I dati sulla diffusione del Covid-19
I dati relativi a quest’ultima settimana pubblicati nel consueto bollettino del Ministero della Salute mostrano un aumento dei casi abbastanza significativo, pari – spiega Quotidiano Sanità – al 45% in più della settimana precedente. Sono aumentati in modo importante anche i tamponi eseguiti in questa settimana: sono stati 27.891, oltre 10.000 in più rispetto alla settimana precedente, quando erano stati 17.942.

Anche se si tratta di numeri che è giusto non sottovalutare, è altrettanto importante però non fare allarmismi anacronistici. Innanzitutto, sebbene la scorsa settimana abbia segnato il record di casi del 2025, non siamo neanche lontanamente vicini ai casi registrati settimanalmente durante i periodi più difficili della pandemia. Tanto per fare un confronto evidente, durante la seconda ondata, tra ottobre e dicembre 2020, venivano registrati anche fino a 30.000 nuove infezioni al giorno.

Perché il Covid è cambiato
Come tutti i virus, il coronavirus Sars-Cov-2 è mutato più volte, dando esito ciclicamente a nuove varianti del virus, che attraverso nuove mutazioni hanno acquisito di volta in volta una maggiore capacità di eludere le difese del nostro sistema immunitario. Una delle ultime è proprio la variante Stratus (XFG), che è stata documentata la prima volta a gennaio 2025, quando è entrata a far parte dell’elenco delle varianti sotto monitoraggio dell’Organizzazione mondiale della sanità (Oms). Le “Variants under monitoring” (VUM) rappresentano il grado di preoccupazione minore, sotto le “Variants of interest” (VOI), le varianti di interesse, e le “Variants of concern” (VOC), ovvero le varianti preoccupanti.

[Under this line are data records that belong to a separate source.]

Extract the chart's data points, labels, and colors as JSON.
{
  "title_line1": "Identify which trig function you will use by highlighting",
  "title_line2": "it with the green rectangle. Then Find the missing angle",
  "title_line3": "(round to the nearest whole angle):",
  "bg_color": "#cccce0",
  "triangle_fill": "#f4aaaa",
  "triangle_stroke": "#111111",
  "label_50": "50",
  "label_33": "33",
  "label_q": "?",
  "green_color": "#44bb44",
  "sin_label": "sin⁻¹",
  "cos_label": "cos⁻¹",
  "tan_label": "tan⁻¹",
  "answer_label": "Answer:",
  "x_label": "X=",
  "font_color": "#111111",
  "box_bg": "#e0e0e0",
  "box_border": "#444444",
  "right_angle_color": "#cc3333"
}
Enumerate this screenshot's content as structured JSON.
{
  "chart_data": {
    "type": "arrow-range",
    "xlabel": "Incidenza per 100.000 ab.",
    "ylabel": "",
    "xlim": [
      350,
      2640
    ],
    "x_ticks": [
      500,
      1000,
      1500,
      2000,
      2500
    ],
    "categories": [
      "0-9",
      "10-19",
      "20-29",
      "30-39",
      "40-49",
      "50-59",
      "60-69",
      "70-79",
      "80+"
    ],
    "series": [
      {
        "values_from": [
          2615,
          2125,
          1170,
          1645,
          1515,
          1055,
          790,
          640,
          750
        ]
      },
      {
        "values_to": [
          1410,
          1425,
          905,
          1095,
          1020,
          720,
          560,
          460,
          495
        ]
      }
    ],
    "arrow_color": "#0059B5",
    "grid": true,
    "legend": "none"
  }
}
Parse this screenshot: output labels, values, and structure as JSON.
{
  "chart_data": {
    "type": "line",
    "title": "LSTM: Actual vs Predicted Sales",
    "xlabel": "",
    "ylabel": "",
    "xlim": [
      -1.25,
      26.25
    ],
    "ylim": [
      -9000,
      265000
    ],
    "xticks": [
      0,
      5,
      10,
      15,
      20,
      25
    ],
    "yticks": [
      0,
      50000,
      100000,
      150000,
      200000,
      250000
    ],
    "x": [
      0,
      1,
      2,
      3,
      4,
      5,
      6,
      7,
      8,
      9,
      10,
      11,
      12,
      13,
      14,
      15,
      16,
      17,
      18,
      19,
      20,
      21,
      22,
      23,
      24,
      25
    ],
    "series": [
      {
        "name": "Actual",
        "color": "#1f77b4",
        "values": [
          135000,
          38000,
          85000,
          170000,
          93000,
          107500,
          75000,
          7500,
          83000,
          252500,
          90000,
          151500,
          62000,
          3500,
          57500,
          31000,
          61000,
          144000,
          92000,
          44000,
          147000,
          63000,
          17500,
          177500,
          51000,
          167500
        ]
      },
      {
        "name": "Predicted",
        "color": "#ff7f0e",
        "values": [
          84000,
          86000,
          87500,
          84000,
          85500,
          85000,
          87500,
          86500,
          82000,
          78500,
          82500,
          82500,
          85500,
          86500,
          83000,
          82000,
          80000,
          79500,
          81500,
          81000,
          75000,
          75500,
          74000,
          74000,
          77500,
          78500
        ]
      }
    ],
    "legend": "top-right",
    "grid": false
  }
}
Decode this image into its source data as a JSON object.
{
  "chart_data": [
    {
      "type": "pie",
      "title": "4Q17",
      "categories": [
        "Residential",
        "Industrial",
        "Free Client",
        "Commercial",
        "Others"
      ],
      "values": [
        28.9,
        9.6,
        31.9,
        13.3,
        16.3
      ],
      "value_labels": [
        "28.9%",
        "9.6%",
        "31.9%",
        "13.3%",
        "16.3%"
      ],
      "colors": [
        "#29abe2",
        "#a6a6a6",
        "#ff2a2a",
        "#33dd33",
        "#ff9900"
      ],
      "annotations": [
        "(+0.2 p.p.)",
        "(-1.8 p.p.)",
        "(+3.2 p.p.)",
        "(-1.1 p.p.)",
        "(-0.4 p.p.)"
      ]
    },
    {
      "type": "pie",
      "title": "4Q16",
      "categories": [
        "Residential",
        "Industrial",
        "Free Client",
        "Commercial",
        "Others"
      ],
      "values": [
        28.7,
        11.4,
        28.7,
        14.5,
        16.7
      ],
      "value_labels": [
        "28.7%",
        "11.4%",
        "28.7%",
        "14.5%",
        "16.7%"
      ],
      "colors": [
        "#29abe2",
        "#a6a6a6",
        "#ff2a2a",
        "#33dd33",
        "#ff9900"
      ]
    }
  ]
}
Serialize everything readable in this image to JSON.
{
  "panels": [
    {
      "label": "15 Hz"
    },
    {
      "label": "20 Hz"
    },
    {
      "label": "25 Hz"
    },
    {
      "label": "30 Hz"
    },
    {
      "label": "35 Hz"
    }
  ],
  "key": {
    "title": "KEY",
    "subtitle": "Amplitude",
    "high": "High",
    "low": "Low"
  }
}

Quali sono i sintomi della nuova variante
Per quanto riguarda i sintomi, la variante Stratus sembra manifestarsi in modo simile alle precedenti varianti e sub-varianti Omicron, con una particolare frequenza di infiammazioni alle vie respiratorie superiori, con tosse, voce rauca, mal di gola e febbre. Come ha specificato all’agenzia di stampa Adnkronos Mauro Pistello, direttore dell’Unità di virologia dell’Azienda ospedaliera universitaria di Pisa, a proposito dell’attuale aumento di casi, si sta registrando anche una ricomparsa dei vecchi sintomi, come la mancanza improvvisa di olfatto e gusto.

Inoltre, è bene chiarire che la categoria di persone più colpite sono gli anziani, nello specifico le fasce anagrafiche tra gli 80 e i 89 anni e sopra i 90 anni. Ecco perché, soprattutto le fasce più a rischio, come anziani e soggetti fragili, dovrebbero vaccinarsi per proteggere dal rischio di una nuova infezione.

I soggetti più a rischio
A ogni modo, nella valutazione del rischio di giugno 2025, l’Oms spiegava che nonostante la maggiore diffusione del virus in alcuni Paesi, soprattutto in alcune aree del mondo, dovuto alla nuova variante, non c’erano “segnalazioni che suggeriscano che la gravità della malattia associata sia maggiore rispetto ad altre varianti circolanti”.

Anche i dati dell’Iss dell’ultima settimana confermano che a fronte di un sensibile aumento delle nuove infezioni, la situazione negli ospedali è rimasta per lo più invariata. Al 3 settembre 2025, l’occupazione dei posti letto in area medica era infatti pari all’1,2% (760 ricoverati), in leggero aumento rispetto all’1,1% registrato la settimana precedente, mentre il tasso di occupazione in terapia intensiva è rimasto fermo allo 0,3% (27 pazienti).